The timing of Caro Quintero’s arrest has also garnered attention, given that it came just three days after Mexico’s president, Andrés Manuel López Obrador, met at the White House with President Joe Biden.

For now, Caro Quintero is expected to be held at a maximum security facility in southern Mexico until his extradition to the U.S. can be arranged. In addition to federal charges pending in New York, Caro Quintero is also a defendant in a 30-year-old drug case in a California federal court.

Those who analyze the inter-workings of Mexican cartels have been quoted as saying the arrest will have no immediate impact on drug smuggling and the movement of undocumented immigrants. However, an uptick of violence could be seen along the U.S. southwest border as various factions of some cartels maneuver for power in an attempt to gain a foothold in new territory.

Caro Quintero purportedly gave the command for Camarena to be kidnapped in February 1985 in response to a large police raid on one of the Guadalajara Cartel’s properties months earlier. Camarena’s body, which showed obvious signs of torture, was found a month later.

The drug lord was taken into custody in 1985 and sentenced by a Mexican judge to 40 years in prison for the murder. However, his conviction was overturned on appeal in 2013 leading to his release. The DEA undertook a publicity campaign in 2014 to draw attention to the fact Caro Quintero was the subject of a $5 million reward offered by the U.S. State Department’s Narcotics Reward Program.

Later, the Mexico Supreme Court reinstated Caro Quintero’s 1985 conviction but by then he could not be found.

After his release from a Mexican prison in August 2013, Caro Quintero went back into drug trafficking as part of the Sinaloa Cartel then led by Joaquin “El Chapo” Guzman. U.S. officials later identified several persons, including his children, operating as a “Caro Quintero Organization” within the cartel.

In 2016, Caro Quintero was designated as a foreign narcotics kingpin by the U.S. Department of Treasury. This opened the door for the Treasury Department’s Office of Foreign Assets Control to engage in financial seizures.

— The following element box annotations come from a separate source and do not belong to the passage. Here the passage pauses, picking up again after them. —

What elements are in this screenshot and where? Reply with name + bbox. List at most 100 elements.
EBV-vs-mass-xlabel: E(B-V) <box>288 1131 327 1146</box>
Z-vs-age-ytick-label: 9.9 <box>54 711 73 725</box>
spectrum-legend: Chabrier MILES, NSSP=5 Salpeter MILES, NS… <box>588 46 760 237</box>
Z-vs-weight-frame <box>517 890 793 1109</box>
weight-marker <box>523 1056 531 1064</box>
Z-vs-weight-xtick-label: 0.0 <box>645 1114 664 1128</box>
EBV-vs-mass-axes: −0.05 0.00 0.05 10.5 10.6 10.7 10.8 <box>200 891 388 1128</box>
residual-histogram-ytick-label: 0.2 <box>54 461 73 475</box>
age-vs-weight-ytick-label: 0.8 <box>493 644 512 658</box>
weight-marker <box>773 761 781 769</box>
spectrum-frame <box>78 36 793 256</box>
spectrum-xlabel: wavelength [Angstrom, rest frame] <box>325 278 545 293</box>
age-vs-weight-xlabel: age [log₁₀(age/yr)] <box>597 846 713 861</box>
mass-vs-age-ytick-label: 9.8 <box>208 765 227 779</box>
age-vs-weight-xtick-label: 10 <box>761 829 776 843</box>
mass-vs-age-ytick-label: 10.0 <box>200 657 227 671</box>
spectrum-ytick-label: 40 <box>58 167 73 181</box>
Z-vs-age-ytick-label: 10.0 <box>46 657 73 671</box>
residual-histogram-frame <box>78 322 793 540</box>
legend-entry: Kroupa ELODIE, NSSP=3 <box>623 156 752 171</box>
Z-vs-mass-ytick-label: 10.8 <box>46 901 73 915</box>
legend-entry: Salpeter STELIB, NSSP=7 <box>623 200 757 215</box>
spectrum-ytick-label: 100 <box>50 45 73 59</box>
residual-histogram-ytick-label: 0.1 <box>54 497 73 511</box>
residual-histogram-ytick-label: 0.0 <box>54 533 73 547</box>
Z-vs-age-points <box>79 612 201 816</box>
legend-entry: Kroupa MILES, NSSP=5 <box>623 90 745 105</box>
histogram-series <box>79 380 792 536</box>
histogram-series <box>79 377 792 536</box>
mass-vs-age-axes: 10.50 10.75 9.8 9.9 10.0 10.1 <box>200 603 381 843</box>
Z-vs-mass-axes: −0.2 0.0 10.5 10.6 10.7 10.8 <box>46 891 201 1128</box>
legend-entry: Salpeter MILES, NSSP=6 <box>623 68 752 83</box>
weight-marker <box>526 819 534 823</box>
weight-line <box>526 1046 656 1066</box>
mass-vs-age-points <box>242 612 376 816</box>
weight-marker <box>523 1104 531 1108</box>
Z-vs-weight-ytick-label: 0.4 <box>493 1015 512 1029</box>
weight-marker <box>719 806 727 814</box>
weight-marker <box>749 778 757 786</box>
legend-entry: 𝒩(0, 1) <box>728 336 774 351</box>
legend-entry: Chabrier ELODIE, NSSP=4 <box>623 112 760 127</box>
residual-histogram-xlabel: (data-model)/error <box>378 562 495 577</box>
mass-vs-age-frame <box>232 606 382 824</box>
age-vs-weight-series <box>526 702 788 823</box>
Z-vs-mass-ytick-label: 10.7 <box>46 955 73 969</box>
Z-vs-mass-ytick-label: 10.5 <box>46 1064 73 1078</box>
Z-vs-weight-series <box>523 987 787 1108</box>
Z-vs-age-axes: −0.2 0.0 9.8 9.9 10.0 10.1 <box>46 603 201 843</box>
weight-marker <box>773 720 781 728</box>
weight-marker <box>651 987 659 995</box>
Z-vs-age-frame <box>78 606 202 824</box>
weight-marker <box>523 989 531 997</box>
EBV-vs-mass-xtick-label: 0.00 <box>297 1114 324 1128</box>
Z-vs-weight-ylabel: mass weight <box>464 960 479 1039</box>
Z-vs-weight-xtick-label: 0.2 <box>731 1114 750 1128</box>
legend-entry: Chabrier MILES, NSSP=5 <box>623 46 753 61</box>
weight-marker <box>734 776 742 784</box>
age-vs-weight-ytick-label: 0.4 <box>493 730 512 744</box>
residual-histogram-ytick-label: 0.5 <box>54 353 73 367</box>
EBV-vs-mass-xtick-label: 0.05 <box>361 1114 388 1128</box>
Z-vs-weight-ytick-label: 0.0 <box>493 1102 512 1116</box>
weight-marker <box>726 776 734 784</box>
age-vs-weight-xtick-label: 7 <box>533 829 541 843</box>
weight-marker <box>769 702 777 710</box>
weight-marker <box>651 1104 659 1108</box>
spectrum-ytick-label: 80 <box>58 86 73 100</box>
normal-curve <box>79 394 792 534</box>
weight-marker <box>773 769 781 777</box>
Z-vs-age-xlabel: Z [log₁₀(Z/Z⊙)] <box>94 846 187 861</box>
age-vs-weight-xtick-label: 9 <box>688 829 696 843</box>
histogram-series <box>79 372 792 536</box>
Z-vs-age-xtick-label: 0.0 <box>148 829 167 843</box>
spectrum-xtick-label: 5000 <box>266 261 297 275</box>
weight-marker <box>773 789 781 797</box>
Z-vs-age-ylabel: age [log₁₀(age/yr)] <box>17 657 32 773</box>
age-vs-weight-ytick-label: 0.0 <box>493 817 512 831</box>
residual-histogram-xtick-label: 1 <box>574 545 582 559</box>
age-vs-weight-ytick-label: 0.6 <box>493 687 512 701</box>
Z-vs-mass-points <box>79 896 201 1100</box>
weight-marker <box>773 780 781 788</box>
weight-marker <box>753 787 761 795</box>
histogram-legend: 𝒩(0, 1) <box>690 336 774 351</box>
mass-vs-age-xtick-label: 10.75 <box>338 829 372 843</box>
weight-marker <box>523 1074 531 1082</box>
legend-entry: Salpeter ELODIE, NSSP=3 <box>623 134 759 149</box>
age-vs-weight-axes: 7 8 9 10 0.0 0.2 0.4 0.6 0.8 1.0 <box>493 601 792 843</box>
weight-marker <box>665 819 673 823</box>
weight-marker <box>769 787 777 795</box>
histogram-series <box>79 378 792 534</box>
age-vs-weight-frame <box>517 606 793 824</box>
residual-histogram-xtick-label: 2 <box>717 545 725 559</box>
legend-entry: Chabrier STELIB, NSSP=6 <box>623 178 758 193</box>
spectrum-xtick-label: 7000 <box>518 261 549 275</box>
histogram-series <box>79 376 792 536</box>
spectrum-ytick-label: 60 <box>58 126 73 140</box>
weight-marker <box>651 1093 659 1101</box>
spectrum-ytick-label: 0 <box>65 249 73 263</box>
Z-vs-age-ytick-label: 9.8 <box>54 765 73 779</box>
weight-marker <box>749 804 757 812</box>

One such seizure occurred last year in Brooklyn, New York where a federal judge signed a forfeiture order for five real estate properties in Guadalajara shown to be purchased with cartel money. Caro Quintero was accused of placing the properties in the names of family members to conceal his ownership and to prevent Mexican authorities from seizing the properties.

Then in 2018, the FBI pushed Caro Quintero onto its 10 Most Wanted list. At the same time, the reward was bumped to $20 million and began pressuring the Mexican government to comply with an extradition warrant signed by a federal judge in the U.S.

Last fall, a Mexico court rejected Caro Quintero’s appeal of the extradition warrant. The focus then turned to locating the once powerful drug lord. Whether the U.S. will have to pay someone the $20 million reward is as of now unclear.

Details as to the cause of the helicopter crash remain sketchy although one person onboard is believed to have survived.